As a way to protect ourselves and the people near us from Covid-19, whenever out in public, not doing vigorous activity, people are required to wear masks. These masks have been coupled with increased sanitation, cleanliness, and social distancing. OHS is no stranger to these new behaviors and precautions. All across campus, students and staff must wear a mask, stay distanced from others, and classrooms are to be wiped down at the end of each period. For the most part, these safeguards are basic and simple.
The majority of OHS classes have been able to continue learning like “normal”, but a handful of classes have had to make major adjustments to their structure and activities. The arts and entertainment classes have been most affected by these changes, both in class and regarding off-campus traditions.

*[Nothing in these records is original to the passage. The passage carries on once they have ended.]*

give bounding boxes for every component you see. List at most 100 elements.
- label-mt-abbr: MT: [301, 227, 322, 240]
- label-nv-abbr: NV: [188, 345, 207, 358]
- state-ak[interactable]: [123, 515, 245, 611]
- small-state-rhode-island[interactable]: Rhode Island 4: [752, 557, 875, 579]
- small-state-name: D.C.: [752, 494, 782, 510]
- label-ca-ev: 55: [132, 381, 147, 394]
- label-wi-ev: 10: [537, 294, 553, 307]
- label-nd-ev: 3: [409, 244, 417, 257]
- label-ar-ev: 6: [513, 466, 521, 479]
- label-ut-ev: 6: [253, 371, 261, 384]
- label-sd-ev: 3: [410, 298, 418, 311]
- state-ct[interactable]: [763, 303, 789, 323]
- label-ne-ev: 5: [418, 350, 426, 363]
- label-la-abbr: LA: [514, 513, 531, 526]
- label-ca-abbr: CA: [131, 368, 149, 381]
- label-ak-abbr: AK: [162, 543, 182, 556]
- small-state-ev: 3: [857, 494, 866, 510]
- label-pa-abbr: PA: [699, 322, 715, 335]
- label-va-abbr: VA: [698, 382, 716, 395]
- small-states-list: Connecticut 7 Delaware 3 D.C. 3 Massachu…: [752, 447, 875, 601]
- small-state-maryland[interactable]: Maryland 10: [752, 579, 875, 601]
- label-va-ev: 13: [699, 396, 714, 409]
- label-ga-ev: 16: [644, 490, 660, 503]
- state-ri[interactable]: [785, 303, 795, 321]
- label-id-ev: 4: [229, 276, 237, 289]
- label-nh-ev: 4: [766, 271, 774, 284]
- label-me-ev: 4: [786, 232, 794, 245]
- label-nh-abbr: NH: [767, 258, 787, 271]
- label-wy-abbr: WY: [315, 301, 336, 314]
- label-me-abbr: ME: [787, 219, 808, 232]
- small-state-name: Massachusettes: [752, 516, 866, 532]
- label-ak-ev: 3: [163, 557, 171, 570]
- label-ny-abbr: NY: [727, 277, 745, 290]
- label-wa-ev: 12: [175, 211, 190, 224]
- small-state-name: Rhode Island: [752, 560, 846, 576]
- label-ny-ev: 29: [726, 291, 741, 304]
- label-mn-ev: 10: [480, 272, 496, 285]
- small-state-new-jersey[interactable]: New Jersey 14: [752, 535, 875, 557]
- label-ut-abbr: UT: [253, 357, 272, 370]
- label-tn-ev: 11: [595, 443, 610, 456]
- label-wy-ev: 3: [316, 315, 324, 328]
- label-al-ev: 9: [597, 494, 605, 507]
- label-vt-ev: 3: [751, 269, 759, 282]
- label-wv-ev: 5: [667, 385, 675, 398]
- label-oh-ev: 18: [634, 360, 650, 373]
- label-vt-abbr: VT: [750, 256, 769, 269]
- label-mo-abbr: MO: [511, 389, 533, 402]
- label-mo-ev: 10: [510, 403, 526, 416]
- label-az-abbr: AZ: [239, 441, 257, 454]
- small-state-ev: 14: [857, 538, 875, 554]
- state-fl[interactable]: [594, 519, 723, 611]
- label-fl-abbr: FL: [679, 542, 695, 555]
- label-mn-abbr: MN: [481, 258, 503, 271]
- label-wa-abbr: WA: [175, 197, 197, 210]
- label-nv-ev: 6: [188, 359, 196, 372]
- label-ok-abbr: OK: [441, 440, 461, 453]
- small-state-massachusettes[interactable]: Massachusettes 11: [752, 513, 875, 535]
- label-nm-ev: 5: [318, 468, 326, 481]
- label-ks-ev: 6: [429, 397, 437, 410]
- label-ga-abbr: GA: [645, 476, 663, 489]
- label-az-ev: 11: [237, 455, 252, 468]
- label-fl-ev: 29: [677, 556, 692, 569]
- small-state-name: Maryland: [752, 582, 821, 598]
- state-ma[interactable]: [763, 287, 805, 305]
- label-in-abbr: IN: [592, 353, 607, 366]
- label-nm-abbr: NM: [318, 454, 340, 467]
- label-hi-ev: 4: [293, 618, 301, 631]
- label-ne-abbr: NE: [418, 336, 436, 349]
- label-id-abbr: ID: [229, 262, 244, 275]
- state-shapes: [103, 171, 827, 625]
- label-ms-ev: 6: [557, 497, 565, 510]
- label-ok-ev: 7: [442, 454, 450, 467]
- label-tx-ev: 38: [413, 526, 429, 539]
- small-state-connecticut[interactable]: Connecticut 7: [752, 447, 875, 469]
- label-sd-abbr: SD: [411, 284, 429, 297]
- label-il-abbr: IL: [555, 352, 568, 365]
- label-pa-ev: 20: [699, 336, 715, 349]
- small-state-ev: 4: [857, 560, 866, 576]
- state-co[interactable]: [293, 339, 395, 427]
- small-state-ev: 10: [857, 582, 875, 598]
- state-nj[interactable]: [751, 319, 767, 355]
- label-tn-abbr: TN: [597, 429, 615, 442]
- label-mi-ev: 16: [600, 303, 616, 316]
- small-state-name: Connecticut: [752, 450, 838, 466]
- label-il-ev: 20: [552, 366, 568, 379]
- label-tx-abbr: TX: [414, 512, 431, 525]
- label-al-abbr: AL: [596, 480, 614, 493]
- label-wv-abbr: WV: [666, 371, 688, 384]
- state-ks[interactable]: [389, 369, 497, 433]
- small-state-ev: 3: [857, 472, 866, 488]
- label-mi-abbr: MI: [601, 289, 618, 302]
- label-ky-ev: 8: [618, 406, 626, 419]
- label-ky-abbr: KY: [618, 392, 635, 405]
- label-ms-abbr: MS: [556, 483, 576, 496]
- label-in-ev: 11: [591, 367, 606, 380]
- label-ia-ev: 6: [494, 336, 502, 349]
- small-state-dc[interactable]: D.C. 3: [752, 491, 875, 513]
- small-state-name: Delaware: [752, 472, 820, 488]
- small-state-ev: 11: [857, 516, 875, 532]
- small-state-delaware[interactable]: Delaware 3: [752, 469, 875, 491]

“In regards to Covid-19, it has really thrown us off balance. We had to plan the season, we had a really good show and we had amazing drill writers and music picked out. But, when everything started to close down, we were not able to do that,” said Brandon Ngo, junior. “And with those changes, we lost a lot of our opportunities to do traditions, to meet the new freshmen, and to bond together as a band family.”
Choir and band classes have had to take unique and extra precautions, including wearing different masks and limiting their time doing each activity.
“We are all breathing really close to each other, so it is super easy to pass germs around. That is why, like in choir and band, when someone gets sick, everyone gets sick,” said Corinne Kisicki, junior. “We can’t sing for more than 30 minutes without stopping, so we can let the air circulate and get out.”
These changes have brought with them some unique challenges, some of which are difficult to overcome.
“We aren’t clumped together where we can hear each other; we are spread out, so that makes it a little bit more difficult. The spacing makes it hard to hear each other and makes it hard for our voices to blend,” said Paul Krieg, senior.
Traditional masks that can be seen on most students are troublesome for choir students. In turn, they have to wear unique masks.
“We wear our normal masks, but we also have singer’s masks. They come out a few inches in front of the face, so we can actually sing without inhaling our masks,” Krieg said.
Although they are an annoying change to the school year, these alterations are exceedingly necessary. As Covid-19 continues to spread and cases continue to rise, it is ever important that students and staff at OHS respect the safety guidelines. While working out, students in physical education classes do not have to wear masks, this means that the staff will need to be extra vigilant about keeping students distanced and safe.
“We are always worried about student safety, and that is our number one. This just adds to that student safety piece. We still have to get our workouts in, and I think this is what will keep us healthy,” said Melissa Hobson, physical education teacher.
Physical Education classes have had their fair share of challenges, too. Like all other classes, they have to remain distanced, and must wear masks when they are not working out, but they also have to adapt to the two hour block and sharing the locker rooms.
“The lockers are spaced out. They don’t have to wear their masks while exercising, so we will be doing a lot of our activities while outside. Obviously it will be an adjustment, but I do not think it will be very hard to adapt to these changes,” Hobson said. “I think what will affect us is the two hours; I am not going to have them work out for two hours, so I have been incorporating little mini lessons. That has been a big change. I have to be careful about what optics I teach, because I do not want to overlap with what they will do in health next semester.”
This year has been met with a lot of resistance, but administration and students have been able to work around it and make the best of the school year.
“It has been a challenge, adapting to the changes, not being able to have some of the social events as we typically would, not being able to sing as close as we want to each other,” Krieg said. “But overall, we have been able to find solutions to those problems that arise and work around them and figure them out, and find things out to put in place that would ultimately help us in the long run.”
There are definitely many setbacks that come with these new precautions and adjustments, but there are also a lot of positives that remain, even if they can be a little more difficult to find. It is important to be optimistic, and not dwell on the negatives.
“I would definitely say it has made being part of band less enjoyable, but playing my instrument still feels the same. It is just special things, like our traditions, that we can’t do anymore. We can’t bond as easily anymore because of the restrictions. We just can’t have that connection we have had in the last years,” Ngo said. “I just think having a positive attitude on everything really improved morale with everybody, especially during these times where interactions with other people are limited.”
For most students, being back at school at all is enough to keep them smiling. Online school does not work well for many, and definitely makes specific classes extremely difficult to run.
“We were not able to sing together on Zoom, so most of these kids had not sung with other people for at least six months. So just that excitement of getting to sing with other people and hear other people’s voices again, was better than complaining about having to wear a mask or being spaced out. So overall, it is going pretty well, and everyone is happy to be back at school,” Kisicki said.